The affairs of Oliver Phelps at the time of his death were so confused that the family sent back to Suffield, Connecticut, for Gideon Granger to come out and straighten matters out.

Granger (1767 - 1822) had been Postmaster General during Jefferson's and Madison's terms. He was so impressed with Canandaigua and the new country that he decided to have built for himself a fine residence. It was completed by local craftsmen in 1816 for a cost of $13,000. The central hallways on both floors are wide and high-ceilinged as are the parlors and bedrooms. They contain furnishings of the period, many original to the home and used by four generations of the Granger family.

From 1876 until 1906 the house was used as a girl's school. A large addition was built then, adjacent to the house. Miss Isaphine and Miss Antoinette Granger returned in 1906 to live in the house.

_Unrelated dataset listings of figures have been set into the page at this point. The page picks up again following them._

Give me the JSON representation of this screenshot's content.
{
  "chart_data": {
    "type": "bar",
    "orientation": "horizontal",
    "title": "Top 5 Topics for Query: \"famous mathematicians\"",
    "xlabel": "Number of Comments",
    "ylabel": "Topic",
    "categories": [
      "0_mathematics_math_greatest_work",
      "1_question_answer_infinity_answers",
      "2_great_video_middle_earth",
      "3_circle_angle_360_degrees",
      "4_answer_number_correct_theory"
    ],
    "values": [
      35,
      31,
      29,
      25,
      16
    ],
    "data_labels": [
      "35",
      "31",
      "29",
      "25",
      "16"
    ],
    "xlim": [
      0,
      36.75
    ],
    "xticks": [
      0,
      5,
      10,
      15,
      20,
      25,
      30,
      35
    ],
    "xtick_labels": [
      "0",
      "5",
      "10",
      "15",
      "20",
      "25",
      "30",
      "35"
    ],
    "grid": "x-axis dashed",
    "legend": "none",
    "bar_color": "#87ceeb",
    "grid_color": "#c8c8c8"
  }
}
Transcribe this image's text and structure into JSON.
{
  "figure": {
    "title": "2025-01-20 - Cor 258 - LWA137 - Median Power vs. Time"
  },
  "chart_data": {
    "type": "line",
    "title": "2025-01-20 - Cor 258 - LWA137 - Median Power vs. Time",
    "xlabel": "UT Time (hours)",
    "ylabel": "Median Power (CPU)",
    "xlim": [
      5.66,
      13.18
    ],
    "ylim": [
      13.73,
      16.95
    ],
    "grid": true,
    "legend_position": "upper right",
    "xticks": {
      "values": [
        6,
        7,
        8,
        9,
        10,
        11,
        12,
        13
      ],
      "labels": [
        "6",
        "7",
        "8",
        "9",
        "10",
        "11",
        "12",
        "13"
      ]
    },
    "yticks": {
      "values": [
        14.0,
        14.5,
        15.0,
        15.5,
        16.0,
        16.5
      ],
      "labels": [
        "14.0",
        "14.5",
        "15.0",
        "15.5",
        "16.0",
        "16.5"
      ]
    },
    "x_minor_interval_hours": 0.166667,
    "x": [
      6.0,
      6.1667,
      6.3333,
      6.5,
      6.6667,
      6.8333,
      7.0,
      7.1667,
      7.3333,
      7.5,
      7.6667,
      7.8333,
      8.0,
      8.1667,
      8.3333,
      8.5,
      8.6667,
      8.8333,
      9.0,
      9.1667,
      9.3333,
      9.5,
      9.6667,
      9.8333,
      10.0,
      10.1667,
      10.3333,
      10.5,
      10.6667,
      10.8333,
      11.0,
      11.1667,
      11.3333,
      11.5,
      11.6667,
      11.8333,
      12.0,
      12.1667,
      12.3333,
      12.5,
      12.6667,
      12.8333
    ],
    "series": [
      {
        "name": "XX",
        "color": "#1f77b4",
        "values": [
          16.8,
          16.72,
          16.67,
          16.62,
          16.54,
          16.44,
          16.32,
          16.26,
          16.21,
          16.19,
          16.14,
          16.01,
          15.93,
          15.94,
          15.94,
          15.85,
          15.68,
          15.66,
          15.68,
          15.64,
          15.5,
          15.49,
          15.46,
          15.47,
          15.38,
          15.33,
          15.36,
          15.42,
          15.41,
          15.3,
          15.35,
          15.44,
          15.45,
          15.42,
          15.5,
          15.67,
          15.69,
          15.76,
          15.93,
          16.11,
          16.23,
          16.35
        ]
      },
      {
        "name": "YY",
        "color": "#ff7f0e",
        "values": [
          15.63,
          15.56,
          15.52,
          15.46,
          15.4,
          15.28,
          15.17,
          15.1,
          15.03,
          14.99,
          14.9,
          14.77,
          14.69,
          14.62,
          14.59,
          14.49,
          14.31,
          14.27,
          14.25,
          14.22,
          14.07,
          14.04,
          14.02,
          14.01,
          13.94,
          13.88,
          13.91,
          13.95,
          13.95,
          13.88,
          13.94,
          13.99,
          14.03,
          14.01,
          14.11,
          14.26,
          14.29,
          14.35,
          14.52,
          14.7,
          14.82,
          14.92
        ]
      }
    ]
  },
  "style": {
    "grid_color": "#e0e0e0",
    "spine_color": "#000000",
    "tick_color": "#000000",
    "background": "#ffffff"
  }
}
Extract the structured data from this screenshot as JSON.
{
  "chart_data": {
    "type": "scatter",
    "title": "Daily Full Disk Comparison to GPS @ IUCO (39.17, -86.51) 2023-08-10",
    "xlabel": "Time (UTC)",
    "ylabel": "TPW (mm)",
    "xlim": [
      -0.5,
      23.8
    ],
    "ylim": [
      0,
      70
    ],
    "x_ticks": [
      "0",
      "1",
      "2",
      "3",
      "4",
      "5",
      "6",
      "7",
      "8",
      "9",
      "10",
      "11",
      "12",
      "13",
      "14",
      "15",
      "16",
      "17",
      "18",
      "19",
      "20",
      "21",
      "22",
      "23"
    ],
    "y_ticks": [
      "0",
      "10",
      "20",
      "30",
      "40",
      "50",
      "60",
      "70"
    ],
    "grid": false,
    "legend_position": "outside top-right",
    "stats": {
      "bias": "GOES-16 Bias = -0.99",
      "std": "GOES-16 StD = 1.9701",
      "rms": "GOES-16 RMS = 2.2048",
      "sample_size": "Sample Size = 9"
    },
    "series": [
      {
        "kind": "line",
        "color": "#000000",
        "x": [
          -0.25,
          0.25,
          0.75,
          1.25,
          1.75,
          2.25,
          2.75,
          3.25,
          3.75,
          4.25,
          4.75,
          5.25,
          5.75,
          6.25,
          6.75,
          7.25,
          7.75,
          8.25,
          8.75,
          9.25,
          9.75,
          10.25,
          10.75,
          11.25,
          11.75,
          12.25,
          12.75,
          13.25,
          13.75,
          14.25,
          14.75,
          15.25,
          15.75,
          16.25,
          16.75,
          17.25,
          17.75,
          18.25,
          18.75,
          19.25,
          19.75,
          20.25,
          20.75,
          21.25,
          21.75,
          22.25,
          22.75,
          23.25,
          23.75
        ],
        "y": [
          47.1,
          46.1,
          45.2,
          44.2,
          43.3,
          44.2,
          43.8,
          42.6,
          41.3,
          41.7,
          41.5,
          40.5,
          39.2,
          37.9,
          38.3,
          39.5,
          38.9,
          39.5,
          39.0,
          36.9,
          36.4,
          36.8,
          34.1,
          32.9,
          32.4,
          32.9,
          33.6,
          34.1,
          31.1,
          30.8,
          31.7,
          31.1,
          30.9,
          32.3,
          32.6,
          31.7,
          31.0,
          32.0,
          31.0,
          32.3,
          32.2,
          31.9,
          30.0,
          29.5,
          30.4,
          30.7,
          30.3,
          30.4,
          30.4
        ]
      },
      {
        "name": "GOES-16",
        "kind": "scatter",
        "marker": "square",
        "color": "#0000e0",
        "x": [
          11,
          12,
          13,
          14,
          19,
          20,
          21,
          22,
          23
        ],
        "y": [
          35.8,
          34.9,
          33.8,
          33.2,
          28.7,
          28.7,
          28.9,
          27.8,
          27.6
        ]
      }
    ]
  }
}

After their deaths the building housed retired Congregationalist ministers for a time. In 1945 the house was threatened by destruction, but Joseph Cribb and others were able to save the Homestead and were later, in the 1960s, able to bring to the grounds the law office of Walter Hubbell.

Moving on from the mansion we viewed lawyer Hubbell's two-room Greek Temple structure, built in 1822. Stephen Douglas lived in the office while studying law there in the 1830s prior to his becoming an attorney. He became a notable orator, a Senator from Illinois and he gained fame in the Lincoln - Douglas debates.

Our tour moved on to the Carriage Museum where almost 50 horse-drawn carriages, sleighs and wagons are displayed in three buildings. A lady's pony cart; a vehicle that carried fourteen passengers, four inside, eight on top, and two grooms; an 1870s Albany Sleigh; an 1890 game cart and a 1904 runabout were pointed out to us by Ms. DeMeco. I especially liked the old wagon converted into a traveling store, the Macedon Fire Department's shiny, 1854 pumper, and Jemima Wilkinson's "Coachee" that was especially designed and built for her in Canandaigua in 1810.

At lunch in Kellogg's Pan-Tree Restaurant, 94-year-old Judge Joseph Cribb invited members to visit his stables at his home on Main Street. There we saw more horse vehicles in beautiful ready-to-use condition and walls full of ribbons won by his Morgan horses at horse shows in this country and Canada. The horses were grazing in a corral and came up to be petted.